I didn’t respond. Didn’t try to piece together some profound statement on how everything was going to be okay or that everyone had bad days. Maybe I didn’t fully understand what he felt, but I knew it was more than sadness, more than a bad day. And Nolan hadn’t told me because he wanted me to fix it. He’d told me because he wanted to stay.
I slid off the bed and knelt in front of my dresser, digging through my drawers. After finding the biggest sweats and T-shirt I had, I held them out to him. “I don’t know how great they’ll fit, but I’m sure it’s better than getting a rash on your butt.”
The corner of his mouth twitched. “Me and my ass thank you.”
I rolled my eyes, but I didn’t miss the gratitude in his before I plopped down face-first on the mattress, not wanting to watch him change. Nolan Graham was changing in my bedroom. My bedroom. What kind of alternate world had I fallen into?

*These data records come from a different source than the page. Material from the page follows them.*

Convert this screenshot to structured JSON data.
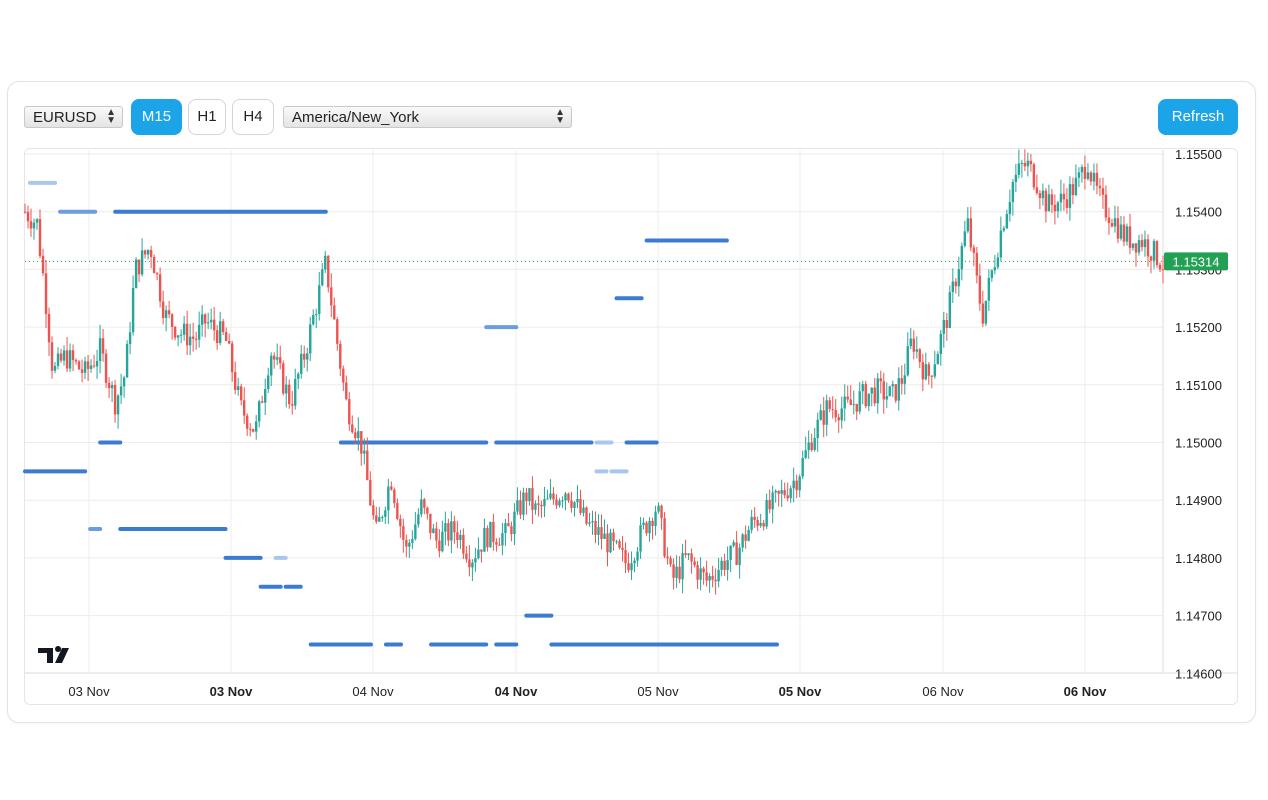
{
  "toolbar": {
    "symbol": "EURUSD",
    "timeframes": [
      {
        "label": "M15",
        "active": true
      },
      {
        "label": "H1",
        "active": false
      },
      {
        "label": "H4",
        "active": false
      }
    ],
    "timezone": "America/New_York",
    "refresh_label": "Refresh"
  },
  "colors": {
    "accent": "#1ba4e8",
    "up": "#26a69a",
    "down": "#ef5350",
    "level_dark": "#3b7bd0",
    "level_light": "#a8c7ec",
    "price_tag": "#22a154"
  },
  "logo": "TV",
  "chart_data": {
    "type": "candlestick",
    "title": "",
    "xlabel": "",
    "ylabel": "",
    "ylim": [
      1.146,
      1.1555
    ],
    "y_ticks": [
      "1.15500",
      "1.15400",
      "1.15300",
      "1.15200",
      "1.15100",
      "1.15000",
      "1.14900",
      "1.14800",
      "1.14700",
      "1.14600"
    ],
    "x_ticks": [
      {
        "label": "03 Nov",
        "bold": false
      },
      {
        "label": "03 Nov",
        "bold": true
      },
      {
        "label": "04 Nov",
        "bold": false
      },
      {
        "label": "04 Nov",
        "bold": true
      },
      {
        "label": "05 Nov",
        "bold": false
      },
      {
        "label": "05 Nov",
        "bold": true
      },
      {
        "label": "06 Nov",
        "bold": false
      },
      {
        "label": "06 Nov",
        "bold": true
      }
    ],
    "last_price": "1.15314",
    "price_path": [
      [
        0.0,
        1.154
      ],
      [
        0.012,
        1.1538
      ],
      [
        0.02,
        1.1526
      ],
      [
        0.028,
        1.1512
      ],
      [
        0.04,
        1.1515
      ],
      [
        0.06,
        1.1512
      ],
      [
        0.075,
        1.1516
      ],
      [
        0.09,
        1.1507
      ],
      [
        0.1,
        1.1512
      ],
      [
        0.11,
        1.153
      ],
      [
        0.125,
        1.1534
      ],
      [
        0.14,
        1.1522
      ],
      [
        0.155,
        1.1519
      ],
      [
        0.17,
        1.1518
      ],
      [
        0.18,
        1.1521
      ],
      [
        0.2,
        1.1518
      ],
      [
        0.215,
        1.1506
      ],
      [
        0.23,
        1.1502
      ],
      [
        0.245,
        1.1516
      ],
      [
        0.265,
        1.1507
      ],
      [
        0.28,
        1.1516
      ],
      [
        0.3,
        1.1531
      ],
      [
        0.31,
        1.1519
      ],
      [
        0.32,
        1.1507
      ],
      [
        0.335,
        1.15
      ],
      [
        0.35,
        1.1484
      ],
      [
        0.365,
        1.1494
      ],
      [
        0.38,
        1.1481
      ],
      [
        0.395,
        1.1489
      ],
      [
        0.41,
        1.1483
      ],
      [
        0.43,
        1.1485
      ],
      [
        0.445,
        1.148
      ],
      [
        0.46,
        1.1484
      ],
      [
        0.48,
        1.1484
      ],
      [
        0.5,
        1.1491
      ],
      [
        0.51,
        1.1488
      ],
      [
        0.525,
        1.149
      ],
      [
        0.54,
        1.1492
      ],
      [
        0.56,
        1.1486
      ],
      [
        0.58,
        1.1483
      ],
      [
        0.6,
        1.1479
      ],
      [
        0.62,
        1.1486
      ],
      [
        0.63,
        1.1489
      ],
      [
        0.645,
        1.1476
      ],
      [
        0.66,
        1.148
      ],
      [
        0.68,
        1.1476
      ],
      [
        0.695,
        1.1479
      ],
      [
        0.71,
        1.1481
      ],
      [
        0.725,
        1.1486
      ],
      [
        0.74,
        1.1488
      ],
      [
        0.755,
        1.1491
      ],
      [
        0.77,
        1.1494
      ],
      [
        0.785,
        1.1501
      ],
      [
        0.8,
        1.1506
      ],
      [
        0.82,
        1.1506
      ],
      [
        0.835,
        1.1508
      ],
      [
        0.85,
        1.1509
      ],
      [
        0.865,
        1.1508
      ],
      [
        0.875,
        1.1511
      ],
      [
        0.885,
        1.1518
      ],
      [
        0.9,
        1.1511
      ],
      [
        0.91,
        1.1516
      ],
      [
        0.92,
        1.1522
      ],
      [
        0.93,
        1.153
      ],
      [
        0.94,
        1.1538
      ],
      [
        0.95,
        1.1527
      ],
      [
        0.955,
        1.1522
      ],
      [
        0.965,
        1.153
      ],
      [
        0.975,
        1.1538
      ],
      [
        0.985,
        1.1545
      ],
      [
        0.995,
        1.1548
      ],
      [
        1.0,
        1.1548
      ],
      [
        1.01,
        1.1545
      ],
      [
        1.02,
        1.1541
      ],
      [
        1.035,
        1.1542
      ],
      [
        1.05,
        1.1545
      ],
      [
        1.06,
        1.1549
      ],
      [
        1.065,
        1.1545
      ],
      [
        1.075,
        1.1541
      ],
      [
        1.085,
        1.1539
      ],
      [
        1.095,
        1.1536
      ],
      [
        1.105,
        1.1535
      ],
      [
        1.115,
        1.1535
      ],
      [
        1.125,
        1.1533
      ],
      [
        1.135,
        1.1531
      ]
    ],
    "levels": [
      {
        "price": 1.1545,
        "x_from": 0.005,
        "x_to": 0.03,
        "style": "light"
      },
      {
        "price": 1.154,
        "x_from": 0.035,
        "x_to": 0.07,
        "style": "mid"
      },
      {
        "price": 1.154,
        "x_from": 0.09,
        "x_to": 0.3,
        "style": "dark"
      },
      {
        "price": 1.1535,
        "x_from": 0.62,
        "x_to": 0.7,
        "style": "dark"
      },
      {
        "price": 1.1525,
        "x_from": 0.59,
        "x_to": 0.615,
        "style": "dark"
      },
      {
        "price": 1.152,
        "x_from": 0.46,
        "x_to": 0.49,
        "style": "mid"
      },
      {
        "price": 1.15,
        "x_from": 0.075,
        "x_to": 0.095,
        "style": "dark"
      },
      {
        "price": 1.15,
        "x_from": 0.315,
        "x_to": 0.46,
        "style": "dark"
      },
      {
        "price": 1.15,
        "x_from": 0.47,
        "x_to": 0.565,
        "style": "dark"
      },
      {
        "price": 1.15,
        "x_from": 0.57,
        "x_to": 0.585,
        "style": "light"
      },
      {
        "price": 1.15,
        "x_from": 0.6,
        "x_to": 0.63,
        "style": "dark"
      },
      {
        "price": 1.1495,
        "x_from": 0.0,
        "x_to": 0.06,
        "style": "dark"
      },
      {
        "price": 1.1495,
        "x_from": 0.57,
        "x_to": 0.58,
        "style": "light"
      },
      {
        "price": 1.1495,
        "x_from": 0.585,
        "x_to": 0.6,
        "style": "light"
      },
      {
        "price": 1.1485,
        "x_from": 0.065,
        "x_to": 0.075,
        "style": "mid"
      },
      {
        "price": 1.1485,
        "x_from": 0.095,
        "x_to": 0.2,
        "style": "dark"
      },
      {
        "price": 1.148,
        "x_from": 0.2,
        "x_to": 0.235,
        "style": "dark"
      },
      {
        "price": 1.148,
        "x_from": 0.25,
        "x_to": 0.26,
        "style": "light"
      },
      {
        "price": 1.1475,
        "x_from": 0.235,
        "x_to": 0.255,
        "style": "dark"
      },
      {
        "price": 1.1475,
        "x_from": 0.26,
        "x_to": 0.275,
        "style": "dark"
      },
      {
        "price": 1.147,
        "x_from": 0.5,
        "x_to": 0.525,
        "style": "dark"
      },
      {
        "price": 1.1465,
        "x_from": 0.285,
        "x_to": 0.345,
        "style": "dark"
      },
      {
        "price": 1.1465,
        "x_from": 0.36,
        "x_to": 0.375,
        "style": "dark"
      },
      {
        "price": 1.1465,
        "x_from": 0.405,
        "x_to": 0.46,
        "style": "dark"
      },
      {
        "price": 1.1465,
        "x_from": 0.47,
        "x_to": 0.49,
        "style": "dark"
      },
      {
        "price": 1.1465,
        "x_from": 0.525,
        "x_to": 0.75,
        "style": "dark"
      }
    ]
  }
}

After he swore he was fully dressed, and I’d gone downstairs and confirmed my parents were still gone, I locked my bedroom door behind me. My stomach twisted with guilt, knowing Nolan’s dad and brothers must be so worried. But at least he was inside, safe.
“I won’t stay much longer . . . at least not until I ransack your stash of cereal.” He smiled, and there was something about the dimple in his cheek that had my heart racing.
But after what he’d admitted to me, I found myself saying, “You don’t have to pretend. You don’t have to smile for me.”
“You don’t like when I smile?”
I shook my head, my lips twitching with a grin. “No. Your smile is kind of ugly.”
He laughed, the sound full and abrupt, completely fooled by my dirty lie. His smile was beautiful. Even more when I noticed the crinkles beside his eyes, the freckles dotting his rosy cheeks. Maybe some of his smiles werereal.
“Well, I’d rather have an ugly smile than warts on my fingers,” he teased, and I raised a brow, confused. He raised one back. “I saw you put that toad in Bethany’s backpack.”
I snorted, not bothering to tell him that was a myth and toads didn’t give humans warts. “She deserved it. And after getting me grounded, she’s lucky if I don’t put one in her bag tomorrow.”
“You mind putting one in her bag for me?”
“What do you have against Bethany?” I asked, pretending I wasn’t relieved he likely wasn’t kissing her against trees like I’d originally thought.
“Nothing. But she likes to gossip, so I’m sure she’ll be having a heyday talking about me tomorrow.” We both fell silent, aware it didn’t matter how long Nolan hid here—he couldn’t hide forever. He groaned, dragging a hand down his face. “The whole town’s never going to shut up. I can hear ’em now, talking about how I wandered into the forest and got lost. It’s going to be as bad as when my mom left.”
This was the first time I’d ever heard him acknowledge his mom. I was seven—like him—when his mom left. Despite being so young, I remembered how the town talked about it endlessly, that she’d abandoned her sons to chase a more fulfilling life. If I’d heard it, Nolan had too, and I couldn’t imagine how that had affected him.